The concrete background is fairly technical and registry-ish; suffice it to say that some data providers who implemented interfaces conforming to some standard didn't properly say so in their registry records. Back in RegTAP 1.0 (that's the standard that says how a client like TOPCAT talks to the VO Registry), I decided to work around that by fudging the pattern for how to discover those interfaces so they'd still be found.
In RegTAP 1.1, which is now under review by the VO community, I wanted to do away with that workaround. But would that break anything?

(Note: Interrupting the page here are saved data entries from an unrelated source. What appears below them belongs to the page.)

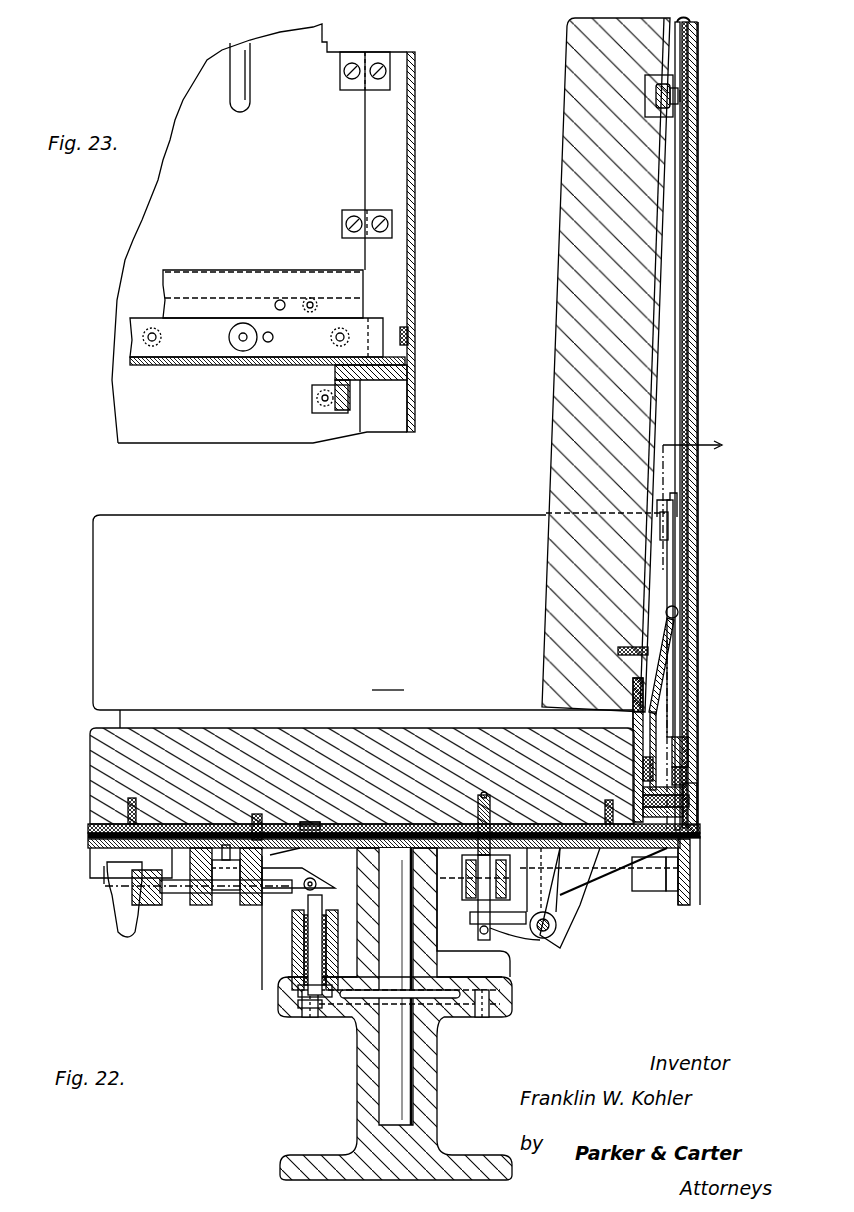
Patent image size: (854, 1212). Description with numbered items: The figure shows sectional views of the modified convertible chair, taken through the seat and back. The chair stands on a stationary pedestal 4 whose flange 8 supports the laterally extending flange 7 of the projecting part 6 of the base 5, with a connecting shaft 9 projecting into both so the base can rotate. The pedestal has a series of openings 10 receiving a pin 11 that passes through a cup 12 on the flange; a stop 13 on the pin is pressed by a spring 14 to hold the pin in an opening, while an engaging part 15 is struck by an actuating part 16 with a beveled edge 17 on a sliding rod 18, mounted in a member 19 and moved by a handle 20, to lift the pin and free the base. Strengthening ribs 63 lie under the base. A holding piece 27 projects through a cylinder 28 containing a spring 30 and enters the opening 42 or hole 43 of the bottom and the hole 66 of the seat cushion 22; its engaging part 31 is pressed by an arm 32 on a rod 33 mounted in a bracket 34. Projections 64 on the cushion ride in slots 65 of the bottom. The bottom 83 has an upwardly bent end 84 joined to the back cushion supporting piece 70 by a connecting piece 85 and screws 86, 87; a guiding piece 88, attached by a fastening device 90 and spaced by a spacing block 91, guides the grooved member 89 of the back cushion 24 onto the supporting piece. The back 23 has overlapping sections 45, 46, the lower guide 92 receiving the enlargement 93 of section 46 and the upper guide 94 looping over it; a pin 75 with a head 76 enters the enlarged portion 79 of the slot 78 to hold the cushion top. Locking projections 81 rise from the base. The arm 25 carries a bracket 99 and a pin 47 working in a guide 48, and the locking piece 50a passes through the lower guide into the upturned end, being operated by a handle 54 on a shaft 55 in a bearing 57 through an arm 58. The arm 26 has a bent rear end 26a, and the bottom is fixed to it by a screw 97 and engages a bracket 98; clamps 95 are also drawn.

In FIG. 22, the pedestal 4 is at (430, 1076).
In FIG. 22, the base 5 is at (90, 845).
In FIG. 22, the projecting part 6 is at (435, 950).
In FIG. 22, the laterally extending flange 7 is at (510, 990).
In FIG. 22, the flange of the pedestal 8 is at (500, 1010).
In FIG. 22, the connecting piece or shaft 9 is at (404, 1088).
In FIG. 22, the openings 10 is at (312, 1018).
In FIG. 22, the pin 11 is at (298, 1008).
In FIG. 22, the cup 12 is at (300, 972).
In FIG. 22, the stop 13 is at (298, 992).
In FIG. 22, the spring 14 is at (292, 960).
In FIG. 22, the engaging part 15 is at (314, 880).
In FIG. 22, the actuating part 16 is at (262, 900).
In FIG. 22, the beveled edge 17 is at (287, 859).
In FIG. 22, the sliding rod 18 is at (178, 896).
In FIG. 22, the member 19 is at (198, 908).
In FIG. 22, the handle 20 is at (148, 908).
In FIG. 22, the seat cushion 22 is at (100, 746).
In FIG. 22, the back 23 is at (697, 278).
In FIG. 22, the back cushion 24 is at (568, 212).
In FIG. 22, the arm 25 is at (100, 577).
In FIG. 23, the arm 26 is at (415, 142).
In FIG. 23, the rear end of arm 26a is at (395, 52).
In FIG. 22, the holding piece 27 is at (470, 795).
In FIG. 22, the cylinder 28 is at (478, 926).
In FIG. 22, the spring 30 is at (475, 882).
In FIG. 22, the engaging part 31 is at (492, 930).
In FIG. 22, the arm 32 is at (520, 933).
In FIG. 22, the rod 33 is at (550, 933).
In FIG. 22, the bracket 34 is at (558, 910).
In FIG. 22, the opening 42 is at (470, 800).
In FIG. 22, the hole 43 is at (308, 826).
In FIG. 23, the back section 45 is at (200, 82).
In FIG. 22, the back section 45 is at (699, 188).
In FIG. 22, the back section 46 is at (690, 222).
In FIG. 22, the pin 47 is at (680, 520).
In FIG. 22, the guide 48 is at (676, 555).
In FIG. 22, the locking piece 50a is at (692, 858).
In FIG. 22, the handle 54 is at (120, 932).
In FIG. 22, the shaft 55 is at (630, 890).
In FIG. 22, the bearing 57 is at (652, 892).
In FIG. 22, the arm 58 is at (676, 892).
In FIG. 22, the strengthening ribs 63 is at (275, 893).
In FIG. 22, the projections 64 is at (232, 893).
In FIG. 22, the slots 65 is at (254, 810).
In FIG. 22, the hole 66 is at (482, 795).
In FIG. 22, the back cushion supporting piece 70 is at (632, 690).
In FIG. 22, the pin 75 is at (660, 95).
In FIG. 22, the head 76 is at (670, 100).
In FIG. 22, the slot 78 is at (668, 78).
In FIG. 22, the enlarged portion 79 is at (676, 108).
In FIG. 22, the locking projections 81 is at (90, 836).
In FIG. 23, the bottom 83 is at (208, 366).
In FIG. 22, the bottom 83 is at (90, 828).
In FIG. 23, the upwardly bent end 84 is at (372, 320).
In FIG. 22, the upwardly bent end 84 is at (690, 822).
In FIG. 23, the connecting piece 85 is at (238, 326).
In FIG. 22, the connecting piece 85 is at (684, 790).
In FIG. 22, the screw 86 is at (690, 802).
In FIG. 22, the screw 87 is at (640, 800).
In FIG. 22, the guiding piece 88 is at (668, 650).
In FIG. 22, the grooved member 89 is at (625, 650).
In FIG. 22, the fastening device 90 is at (652, 775).
In FIG. 22, the spacing block 91 is at (646, 762).
In FIG. 23, the lower guide 92 is at (257, 280).
In FIG. 22, the lower guide 92 is at (686, 772).
In FIG. 22, the enlargement 93 is at (688, 760).
In FIG. 22, the upper guide 94 is at (690, 22).
In FIG. 23, the clamp 95 is at (385, 82).
In FIG. 23, the screw 97 is at (415, 335).
In FIG. 23, the bracket 98 is at (380, 382).
In FIG. 22, the bracket 98 is at (95, 862).
In FIG. 22, the bracket 99 is at (668, 525).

This question translates to “are there vs:ParamHTTP interfaces that don't have a role attribute of std”. Whatever “ParamHTTP” and “role attribute” actually mean, just appreciate that it looks like it might translate into SQL like:
select * from rr.interface where intf_type='vr:paramhttp' and not intf_role='std'
I ran that query, rejoiced because it didn't return anything, removed the workarund from the standard, and then was shot down when I read Mark's mail (politely) saying I'm wrong and there are services still requiring the workaround. As usual: If a query returns what you expect, be double careful.
What went wrong? Well, NULL semantics. You see, in SQL NULL is never equal to anything, not even itself (it's like NaN in IEEE floats in that: try n = float('nan');print(n==n) in Python and look again if you're cool about it). It's also not unequal. Don't take my word for it. Try:
select * from tap_schema.schemas where NULL=NULL
and:
select * from tap_schema.schemas where NULL!=NULL
– you'll get empty results in both cases.
What does that mean for science queries? Well, whenever there's NULLs in columns (and the only safe assumption for now is that they may hide in there; we should probably add nun-null as a column property in the tap schema and in VODataService some day), you need to be careful in particular with inverted logic.
Here's an example: Suppose you want to investigate NGC objects brighter than 10 mag in B in one bin in everything else in another. The ones brighter are simple:
select count(*) from openngc.data where mag_b<10
(try it on the TAP server at http://dc.g-vo.org/tap, it's 383 in the current release). It becomes difficult for “the rest”. If you write:
select count(*) from openngc.data where not mag_b<10
or, equivalently:
select count(*) from openngc.data where mag_b>=10
you'll get (for the current release) 10887. However, the whole catalogue has 13954 entries, so there's 13954-10887-383=2684 rows missing. Your “rest” has missed everything for which mag_b isn't given. Sure enough:
select count(*) from openngc.data where mag_b is null
(and this is the only good way to compare against null) gives 2684.
The right way to say “anything for which mag_b is not smaller than 10” thus is:
select count(*) from openngc.data where not mag_b<10 or mag_b is null
Morale: Unless you're sure there are no missing values (i.e., NULLs) in a column you're looking at, think about what these mean to your research (or other) question: Should these rows just vanish? Then you usually don't need to do anything and the SQL semantics magically do the right thing (which is why things are defined as they are). If, however, the corresponding rows would mean something to your question, you need to be explicit, and you must have some condition involving IS NULL or IS NOT NULL.
The trouble, of course, is that just knowing this still isn't enough. You need to remember it in the right moment. Or you'll share my fate of suffering some public embarrassement.